Learning Disability and Autism Training
All GP practices in England must ensure their staff receive training in learning disability and autism, including how to interact appropriately with people with a learning disability and autistic people. This requirement was introduced by the Health and Care Act 2022 in July last year. The government’s preferred training programme is the Oliver McGowan Mandatory Training on Learning Disability and Autism. However, the Act does not specify a training package or course for staff.
The Oliver McGowan Mandatory Training on Learning Disability and Autism
What is it and why has it been introduced?
The training is named after Oliver McGowan.
Oliver was a teenager who died in 2016 after being given antipsychotic medication he was known to be intolerant to.
The training is part of the government’s ‘Right to be heard’ commitments.
The training will equip the health and social care workforce with the right skills, knowledge & confidence they need to improve provide safe, compassionate and informed care and outcomes for people with a learning disability and autistic people.
The training will be standardised & accredited, drawing on:
- existing best practice
- the expertise of people with a learning disability, autistic people and family carers
- subject matter experts.
Do we have to do it?
The Government has introduced a requirement for Care Quality Commission (CQC) registered service providers to ensure their employees receive learning disability and autism training appropriate to their role.
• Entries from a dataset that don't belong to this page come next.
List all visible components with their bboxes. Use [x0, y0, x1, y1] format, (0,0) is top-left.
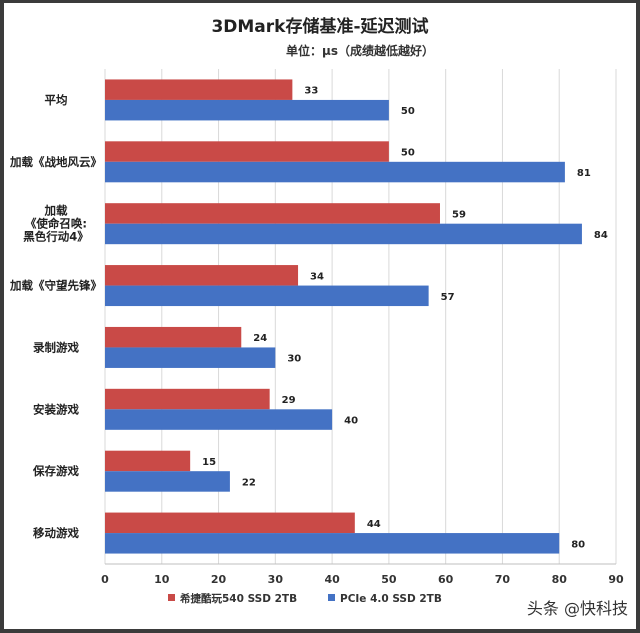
legend-label-0: 希捷酷玩540 SSD 2TB	[179, 592, 297, 605]
data-label-s0-5: 29	[282, 395, 296, 406]
chart-title: 3DMark存储基准-延迟测试	[211, 16, 428, 37]
chart-svg: 3DMark存储基准-延迟测试 单位：μs（成绩越低越好） 33 50 50 81 59…	[9, 16, 628, 618]
x-tick-label-8: 80	[552, 573, 568, 586]
data-label-s1-5: 40	[344, 416, 358, 427]
data-label-s1-3: 57	[441, 292, 455, 303]
legend-swatch-1	[328, 594, 335, 601]
x-tick-label-4: 40	[324, 573, 340, 586]
x-tick-label-1: 10	[154, 573, 170, 586]
bar-s1-1	[105, 161, 565, 183]
data-label-s0-2: 59	[452, 209, 466, 220]
x-tick-label-9: 90	[608, 573, 624, 586]
x-tick-label-7: 70	[495, 573, 511, 586]
bar-s1-7	[105, 533, 560, 554]
category-label-6: 保存游戏	[32, 464, 79, 478]
x-tick-label-3: 30	[268, 573, 284, 586]
chart-subtitle: 单位：μs（成绩越低越好）	[286, 43, 434, 58]
category-labels: 平均加载《战地风云》加载《使命召唤:黑色行动4》加载《守望先锋》录制游戏安装游戏…	[9, 93, 102, 540]
data-label-s1-7: 80	[571, 539, 585, 550]
bar-s0-2	[105, 203, 440, 224]
data-label-s0-1: 50	[401, 148, 415, 159]
category-label-1: 加载《战地风云》	[9, 155, 102, 169]
legend: 希捷酷玩540 SSD 2TB PCIe 4.0 SSD 2TB	[168, 592, 442, 605]
data-label-s0-4: 24	[253, 333, 267, 344]
bar-marks: 33 50 50 81 59 84 34 57 24 30 29 40 15 22 44 80	[105, 79, 608, 554]
data-label-s1-4: 30	[287, 354, 301, 365]
category-label-0: 平均	[45, 93, 68, 107]
data-label-s1-2: 84	[594, 230, 608, 241]
bar-s0-5	[105, 388, 270, 410]
category-label-7: 移动游戏	[33, 526, 79, 540]
bar-s1-3	[105, 285, 429, 307]
chart-panel: 3DMark存储基准-延迟测试 单位：μs（成绩越低越好） 33 50 50 81 59…	[4, 3, 636, 629]
data-label-s0-6: 15	[202, 457, 216, 468]
data-label-s0-0: 33	[304, 86, 318, 97]
bar-s1-2	[105, 223, 582, 245]
category-label-4: 录制游戏	[33, 340, 79, 354]
data-label-s0-7: 44	[367, 519, 381, 530]
category-label-5: 安装游戏	[33, 402, 79, 416]
data-label-s1-1: 81	[577, 168, 591, 179]
bar-s0-0	[105, 79, 293, 100]
data-label-s1-6: 22	[242, 477, 256, 488]
x-tick-label-5: 50	[381, 573, 397, 586]
bar-s1-5	[105, 409, 333, 430]
bar-s1-0	[105, 99, 389, 121]
bar-s0-6	[105, 450, 191, 472]
x-tick-label-0: 0	[101, 573, 109, 586]
data-label-s1-0: 50	[401, 106, 415, 117]
bar-s0-4	[105, 326, 242, 348]
watermark-text: 头条 @快科技	[527, 599, 628, 618]
x-tick-label-6: 60	[438, 573, 454, 586]
data-label-s0-3: 34	[310, 271, 324, 282]
bar-s0-3	[105, 265, 299, 286]
bar-s0-7	[105, 512, 355, 534]
category-label-3: 加载《守望先锋》	[9, 279, 102, 293]
bar-s1-4	[105, 347, 276, 368]
x-axis: 0 10 20 30 40 50 60 70 80 90	[101, 563, 624, 586]
bar-s0-1	[105, 141, 389, 162]
legend-label-1: PCIe 4.0 SSD 2TB	[340, 593, 442, 605]
x-tick-label-2: 20	[211, 573, 227, 586]
category-label-2: 加载《使命召唤:黑色行动4》	[23, 204, 89, 244]
legend-swatch-0	[168, 594, 175, 601]
bar-s1-6	[105, 471, 230, 492]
This requirement is set out in the Health and Care Act 2022 .
What exactly do we have to do?
Under the Health and Social Care Act 2022, health and social care providers will need to complete training on learning disability and autism, but can find an alternative training package to the Oliver McGowan package if they prefer
Everyone has to complete some training on learning disability and autism as per the Act and the “e-learning for health” training package is free and available to all, so practices may wish to use this resource. The e-learning will help staff understand learning disability and autism, as well as methods of communication and reasonable adjustments people may need.
This is the BMA’s statement of 30.11.23 regarding Oliver McGowan Training:
The DHSC consultation into the implementation of the ‘Oliver McGowan Mandatory Training’ has now closed and we are awaiting the recommendations. GPC England has responded, expressing a number of concerns regarding the impact this programme may have on General Practice.
In the interim you should note that there is a legal requirement within the Health and Social Care Act 2022 for GP practice staff to receive training in Autism and Learning Disability. However, whilst the title of the programme includes the word mandatory, this does not mean that any single particular training programme is required. It is for the time being, the DHSC and NHS England recommended programme, so should practices undertake this programme, CQC and ICB teams will accept this.
It is unlikely, at least in the short term, that practices will find it easy to identify alternatives, especially for Tier 2 training, which needs to be delivered by specified trainers including one person with Learning Disability/Autism. If practices do undertake alternative Tier 1 training, it is recommended they ask the training provider for written assurances of the equivalency of their training programme to the Tier 1 Oliver McGowan training (which can be delivered remotely). CQC is waiting to receive clarification in relation to the accreditation of alternative training packages.
Tier 2 training currently involves a full day’s face-to-face training: given the numbers of eligible participants, undertaking such training will cause a significant interruption in service capacity. Ideally Tier 2 training should be delivered over one day only, within six months of receiving Tier 1 training. This creates a difficulty for practices as at present it is unlikely local dates have been set for Tier 2 training and this may not be realistic to do until the outcome of the Consultation is known.
GPC England recommends that the training should be coordinated by local ICB teams working with Training Hubs, once the outcome of the Consultation have been published. CQC’s advice to practices about this type of training is available here.
Integrated Care Boards (ICBs) are being supported to develop training capacity across England. As the number of trainers grows, the access to the online interactive and face-to-face training will increase. Each ICB will make its own decisions about how it organises and prioritises its delivery.